Sometimes we can’t avoid running across some of the best investment opportunities. They’re often right in front of our eyes.
Case in point: As I watched ESPN’s SportsCenter for the third time this morning, I saw another trailer for Iron Man 3.
While checking for show times, it hit me. This is all Disney… or the Walt Disney Company (NYSE: DIS).
Well, I knew it was all Disney, but the monstrous movie dollars the company was raking in piqued my interest. Is the company a monstrous entity that’s going to plow its way forward no matter what, or is the stock another John Carter movie away from being a big mistake?
At the moment, shares of the company trade near record highs. Disney beat Wall Street expectations for the first quarter of 2013, showing growth across all five of its divisions.
Net income increased 32% to $1.51 billion from $1.14 billion a year ago. Earnings per share came in at $0.79. The Street expected $0.77.
Revenue was $10.6 billion – good for a 10% jump. That also beat the expected forecast of $10.5 billion.
Numbers are nice but it doesn’t tell the entire story. There are three parts of Disney that show us how the company will do going forward.
#1: Network Growth
ESPN is a cash cow. Some analysts had concerns about the costs of sports programming and lackluster ratings. However, the network remains the major driver of growth due to its high affiliate fees.
Overall, operating profit for all of Disney’s cable networks increased 15% to $1.72 billion – and ESPN was the catalyst for this growth with its ad revenue. Advertising sales were up 4% for the first quarter and are up 10% for the current period.
Recently, Disney CEO Bob Iger was asked how much more he believed ESPN could expand. Mr. Iger responded, “We think ESPN’s future, in terms of its growth trajectory, is actually quite good.”
#2: Walt Disney Resorts
Disney’s resort business was the star of the quarter – with operating income soaring 73% to $383 million.

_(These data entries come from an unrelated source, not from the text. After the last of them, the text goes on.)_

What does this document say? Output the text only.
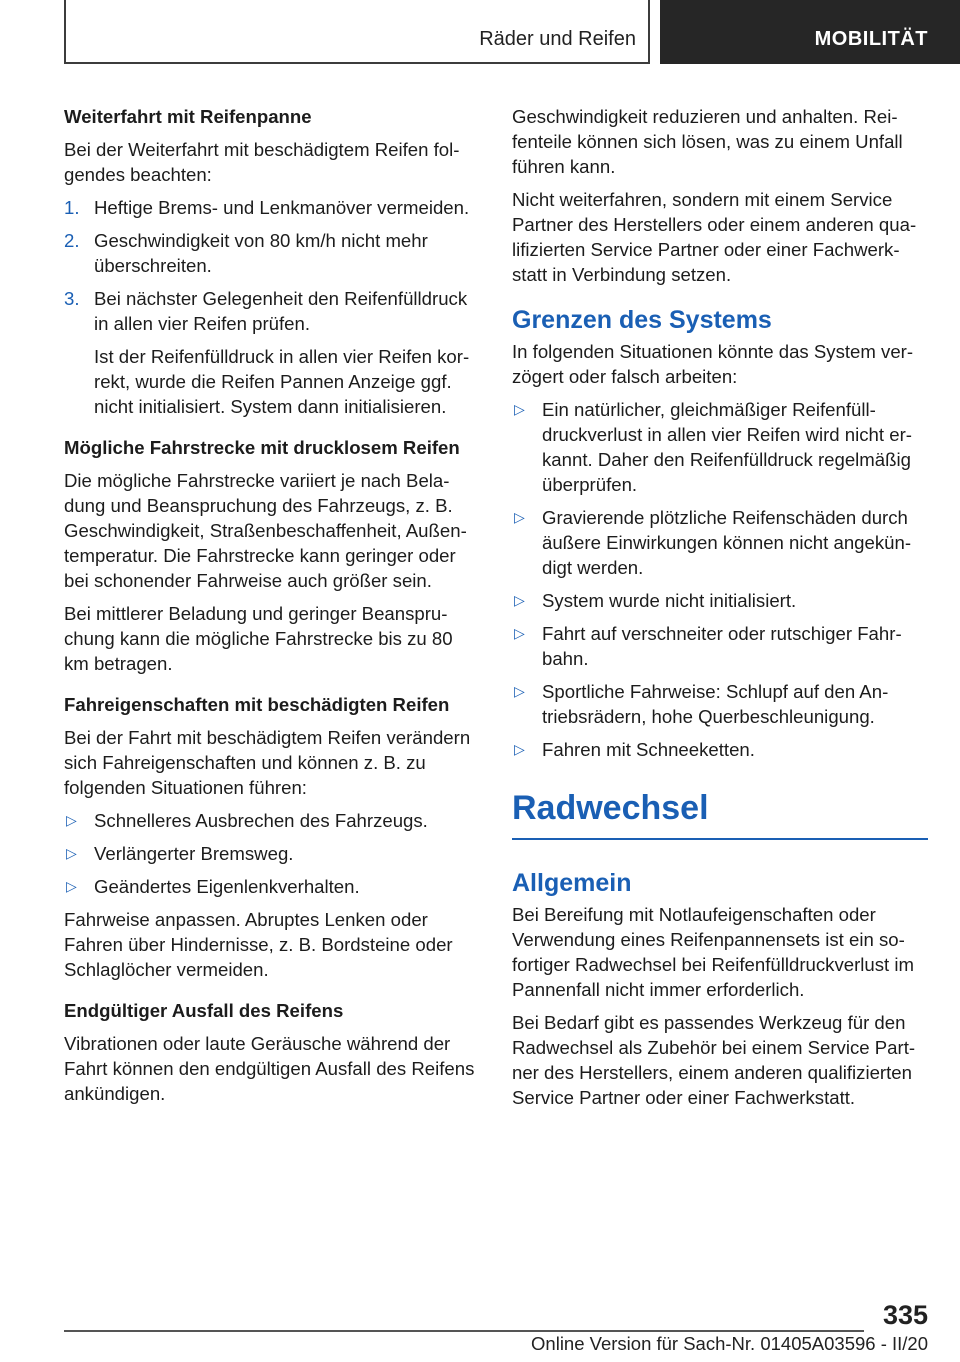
Räder und Reifen	MOBILITÄT

Weiterfahrt mit Reifenpanne

Bei der Weiterfahrt mit beschädigtem Reifen folgendes beachten:

1. Heftige Brems- und Lenkmanöver vermeiden.
2. Geschwindigkeit von 80 km/h nicht mehr überschreiten.
3. Bei nächster Gelegenheit den Reifenfülldruck in allen vier Reifen prüfen.
Ist der Reifenfülldruck in allen vier Reifen korrekt, wurde die Reifen Pannen Anzeige ggf. nicht initialisiert. System dann initialisieren.

Mögliche Fahrstrecke mit drucklosem Reifen

Die mögliche Fahrstrecke variiert je nach Beladung und Beanspruchung des Fahrzeugs, z. B. Geschwindigkeit, Straßenbeschaffenheit, Außentemperatur. Die Fahrstrecke kann geringer oder bei schonender Fahrweise auch größer sein.

Bei mittlerer Beladung und geringer Beanspruchung kann die mögliche Fahrstrecke bis zu 80 km betragen.

Fahreigenschaften mit beschädigten Reifen

Bei der Fahrt mit beschädigtem Reifen verändern sich Fahreigenschaften und können z. B. zu folgenden Situationen führen:

▷ Schnelleres Ausbrechen des Fahrzeugs.
▷ Verlängerter Bremsweg.
▷ Geändertes Eigenlenkverhalten.

Fahrweise anpassen. Abruptes Lenken oder Fahren über Hindernisse, z. B. Bordsteine oder Schlaglöcher vermeiden.

Endgültiger Ausfall des Reifens

Vibrationen oder laute Geräusche während der Fahrt können den endgültigen Ausfall des Reifens ankündigen.

Geschwindigkeit reduzieren und anhalten. Reifenteile können sich lösen, was zu einem Unfall führen kann.

Nicht weiterfahren, sondern mit einem Service Partner des Herstellers oder einem anderen qualifizierten Service Partner oder einer Fachwerkstatt in Verbindung setzen.

Grenzen des Systems

In folgenden Situationen könnte das System verzögert oder falsch arbeiten:

▷ Ein natürlicher, gleichmäßiger Reifenfülldruckverlust in allen vier Reifen wird nicht erkannt. Daher den Reifenfülldruck regelmäßig überprüfen.
▷ Gravierende plötzliche Reifenschäden durch äußere Einwirkungen können nicht angekündigt werden.
▷ System wurde nicht initialisiert.
▷ Fahrt auf verschneiter oder rutschiger Fahrbahn.
▷ Sportliche Fahrweise: Schlupf auf den Antriebsrädern, hohe Querbeschleunigung.
▷ Fahren mit Schneeketten.
Radwechsel
Allgemein

Bei Bereifung mit Notlaufeigenschaften oder Verwendung eines Reifenpannensets ist ein sofortiger Radwechsel bei Reifenfülldruckverlust im Pannenfall nicht immer erforderlich.

Bei Bedarf gibt es passendes Werkzeug für den Radwechsel als Zubehör bei einem Service Partner des Herstellers, einem anderen qualifizierten Service Partner oder einer Fachwerkstatt.

335
Online Version für Sach-Nr. 01405A03596 - II/20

The success comes thanks to recent expansion efforts. Under Iger’s command, Disney spent over $1 billion as it made improvements to its resorts in California and Florida, opened three properties and purchased two new cruise ships.
A fresh outlook on the global economy has also been beneficial for its vacation destinations. The better the economy, the more folks flock to a vacation resort. Overall revenue was up 14% to $3.3 billion because of new attendance records worldwide. Domestic attendance rose 8% and sales were up 10%.
When it comes to Disney’s movie business, it’s no longer just about the Mouse. The company owns the rights to some of the most popular movies ever created. Through acquisition over the last seven years, it has brought Pixar (in 2006) and Marvel (in 2009) into the fold.
But here’s the part that should really excite you about the future. Disney has hit this segment out the park.
Let’s look at Iron Man 3. Released on May 3, the movie made $175.3 million on its opening weekend at the box office – the second-highest initial take in history. It’s expected the movie will eventually gross more than $1 billion.
Guess what was No. 1? Disney’s The Avengers took the prize just last year – and that was the culmination of four other Marvel movies.
In other words, Disney knows how to work an asset.
Studio Entertainment revenue jumped $1.34 billion in the first quarter – a 13% increase. This business also reported a $118 million profit. And that doesn’t include Iron Man 3, which was unveiled after the books were closed on the quarter.
With the $175.3 million that the movie produced in its opening weekend, investors should expect this business to do even greater things in the next couple of months.
And Then There Was Star Wars…
Disney has Pixar. It’s got Marvel. And now, with a $4.1 billion deal last October, it has Lucasfilm.
This means it owns the Star Wars franchise.
We just saw what Disney did with Marvel, now it will try to duplicate this success with Luke Skywalker, Han Solo and the rest of the Republic. Disney plans to grow and assertively market the saga by putting out a new Star Wars movie every year starting in 2015.
Related to this news, last week Disney and Electronic Arts made the announcement the companies agreed to a new multiyear licensing deal where EA will make Star Wars-based video games. Disney stated that it will keep the rights to create mobile, social and online games for the Star Wars franchise in-house.
Disney has done well utilizing its content and strong brands across as many business divisions as possible – like its resorts and toys. With the endless amount of Marvel and now Star Wars characters, expect Disney to use all of this content and intellectual property to increase profits across all segments.
Shares of Disney currently trade at 20.1 times the $3.29 a share that the company has earned over the last year. For this year, expect earnings of $3.46 a share – giving the shares a forward price-to-earnings ratio of 19.1.
Disney is strong and diversified… and we’re seeing growth across all its business segments. Best of all, shares are cheap, proving there’s still time to jump on the train.